Umm ... Uhh ... Would ya .. I mean do ya wanna go out sometime?

For those who have not read my blog since it inception so many long months ago, (almost 3 for those keeping track) let me refresh your memory about a few things. I've compared crafting a novel to raising children, read here. and to poker, read here. Unlike the majority of my posts I actually kind of proud of these analogies so check them out if you haven't already.

That brings me to my current post. Being a prepublished, or as Reid suggested in the comments yesterday, a prepaid writer feels just like being back in Junior High. All serious writers share the same goal -- Publication. All teenage boy share the same goal - to score their first action. Hey I 'm trying to keep this blog relatively clean, otherwise I'd have used a different less cliched description for the desires of a pre-experienced boy. (that's my new softer term for a virgin) Oh, so you didn't think virgin was a harsh word. See what happens to any teenage boy who admits to being one in the locker room after football practice.

Boys gather in groups to talk about girls and brag about what they would like to do to whom. Writers do this same thing via critique groups and online writing communities. Some even go so far as to tout experiences they've never actually had.

And trust me the first time I sat down and pitched my novel to an agent my hands were sweaty, my voice was quaky, and I rambled on in coherently about pretty much nothing.Not a bit different than what happened the first time I asked a girl out.

Over time we as hungry writers score a few victories. A contest win here, a request for a full there, maybe even a short story publication or two, but that main prize, our name on the spine of a novel still eludes us. I have a few comparisons I could use to relate the minor victories a horny teenager might encounter, but I think I'll leave them to y'alls imaginations.

Okay you pervs, quit daydreaming about days gone by and refocus on this blog.

At this point I've asked out a lot of girls . I mean agents and even a couple of editors. I have a few wink and say ooh I like the way you said that. I've won contests, had fulls requested. To be frank, I feel as confidant as a groom on his wedding night. Not only do I feel certain that my latest novel will find home but I also strongly believe that something will happen soon. All I need to hear is that other I Do.

But dang it, the ceremony is taking forever. I've had sweet nothings whispered in my ear but none have committed whole heart and now that little voice in the back of my head is whispering evil thoughts. This good, but not that good. Don't get your hopes up. Who's going to buy the idea that big, hairy bastard like you is even capable of writing women's fiction?

Okay I know most of you have gone through this and I hate to be this zealous. I want to play it cool, act nonchalant and somewhat disinterested in the same way I would with a used car salesman trying to give me the hard sell. But we aren't talking about a car and some cheesy dude with a combover. We're talking about agents that I respect and admire for the body of their work, and we're talking about my dreams.

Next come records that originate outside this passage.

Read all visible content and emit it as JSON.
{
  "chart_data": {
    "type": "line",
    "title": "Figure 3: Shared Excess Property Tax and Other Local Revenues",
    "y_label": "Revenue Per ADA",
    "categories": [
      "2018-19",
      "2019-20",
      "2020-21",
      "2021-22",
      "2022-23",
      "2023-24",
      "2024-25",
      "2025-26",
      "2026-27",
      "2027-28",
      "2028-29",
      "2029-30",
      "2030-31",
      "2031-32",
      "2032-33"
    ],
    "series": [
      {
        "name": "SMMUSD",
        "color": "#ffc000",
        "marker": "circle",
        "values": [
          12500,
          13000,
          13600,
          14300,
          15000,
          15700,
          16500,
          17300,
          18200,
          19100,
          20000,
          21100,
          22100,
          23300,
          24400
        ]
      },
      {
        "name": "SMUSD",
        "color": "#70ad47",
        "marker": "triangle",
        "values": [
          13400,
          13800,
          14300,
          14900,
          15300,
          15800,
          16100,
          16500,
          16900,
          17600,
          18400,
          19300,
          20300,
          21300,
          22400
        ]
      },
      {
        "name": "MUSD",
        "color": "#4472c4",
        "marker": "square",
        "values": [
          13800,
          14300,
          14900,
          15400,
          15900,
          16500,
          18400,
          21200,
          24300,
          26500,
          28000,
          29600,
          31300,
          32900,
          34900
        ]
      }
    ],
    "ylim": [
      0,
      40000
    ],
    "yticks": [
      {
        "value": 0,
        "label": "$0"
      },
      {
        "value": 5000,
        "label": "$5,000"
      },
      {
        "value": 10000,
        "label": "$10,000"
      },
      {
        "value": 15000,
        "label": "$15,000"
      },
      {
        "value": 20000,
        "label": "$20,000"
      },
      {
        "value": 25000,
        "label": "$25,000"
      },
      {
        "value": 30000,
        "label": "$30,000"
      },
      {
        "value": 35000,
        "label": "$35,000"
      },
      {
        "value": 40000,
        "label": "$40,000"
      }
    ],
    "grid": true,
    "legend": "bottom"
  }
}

But I'm stubborn and I love to write and create stories, so maybe in the end that is all that matters, because while I'll always strive for publication I'll never stop writing even if I never get there.


Anonymous said...

I love this analogy. So true!!

Reid said...

I like the analogy here. I feel to score, though, we'll have to be less of the sensitive guys we are, and more of the lounge lizards we detest.

I had a friend that used to say about picking up girls, "If you throw a line out enough times, eventually you'll catch something." I think he was trying to warn me about the dangers of chlamydia, but the analogy rings true.

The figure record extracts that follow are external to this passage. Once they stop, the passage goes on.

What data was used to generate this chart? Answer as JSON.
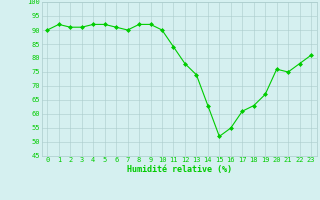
{
  "x": [
    0,
    1,
    2,
    3,
    4,
    5,
    6,
    7,
    8,
    9,
    10,
    11,
    12,
    13,
    14,
    15,
    16,
    17,
    18,
    19,
    20,
    21,
    22,
    23
  ],
  "y": [
    90,
    92,
    91,
    91,
    92,
    92,
    91,
    90,
    92,
    92,
    90,
    84,
    78,
    74,
    63,
    52,
    55,
    61,
    63,
    67,
    76,
    75,
    78,
    81
  ],
  "line_color": "#00cc00",
  "marker_color": "#00cc00",
  "bg_color": "#d5f0f0",
  "grid_color": "#aacccc",
  "xlabel": "Humidité relative (%)",
  "xlabel_color": "#00cc00",
  "ylim": [
    45,
    100
  ],
  "yticks": [
    45,
    50,
    55,
    60,
    65,
    70,
    75,
    80,
    85,
    90,
    95,
    100
  ],
  "xticks": [
    0,
    1,
    2,
    3,
    4,
    5,
    6,
    7,
    8,
    9,
    10,
    11,
    12,
    13,
    14,
    15,
    16,
    17,
    18,
    19,
    20,
    21,
    22,
    23
  ],
  "tick_color": "#00cc00",
  "tick_fontsize": 5.0,
  "xlabel_fontsize": 6.0,
  "marker_size": 2.0,
  "line_width": 0.8
}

I get turned down by an agent, I find another one and submit within 24 hours. Keep fighting the good fight, amigo.

Tena Russ said...

I've been told that it never gets better than when you're writing the book. I don't know, though, because I haven't finished writing the dammed book. I love it like a teenage kid that I'd love to see out of the house.

Thanks for your honesty.

Terrie Farley Moran said...

Hey Travis,

What a great analogy!

I loved writing the novel. That is the creative, all consuming part of the process. the business side of the process is, ummm, work. and that's what querying is--the business side.

It takes both sides to present a completed book to the world, so, as Reid says, we have to "(k)eep fighting the good fight."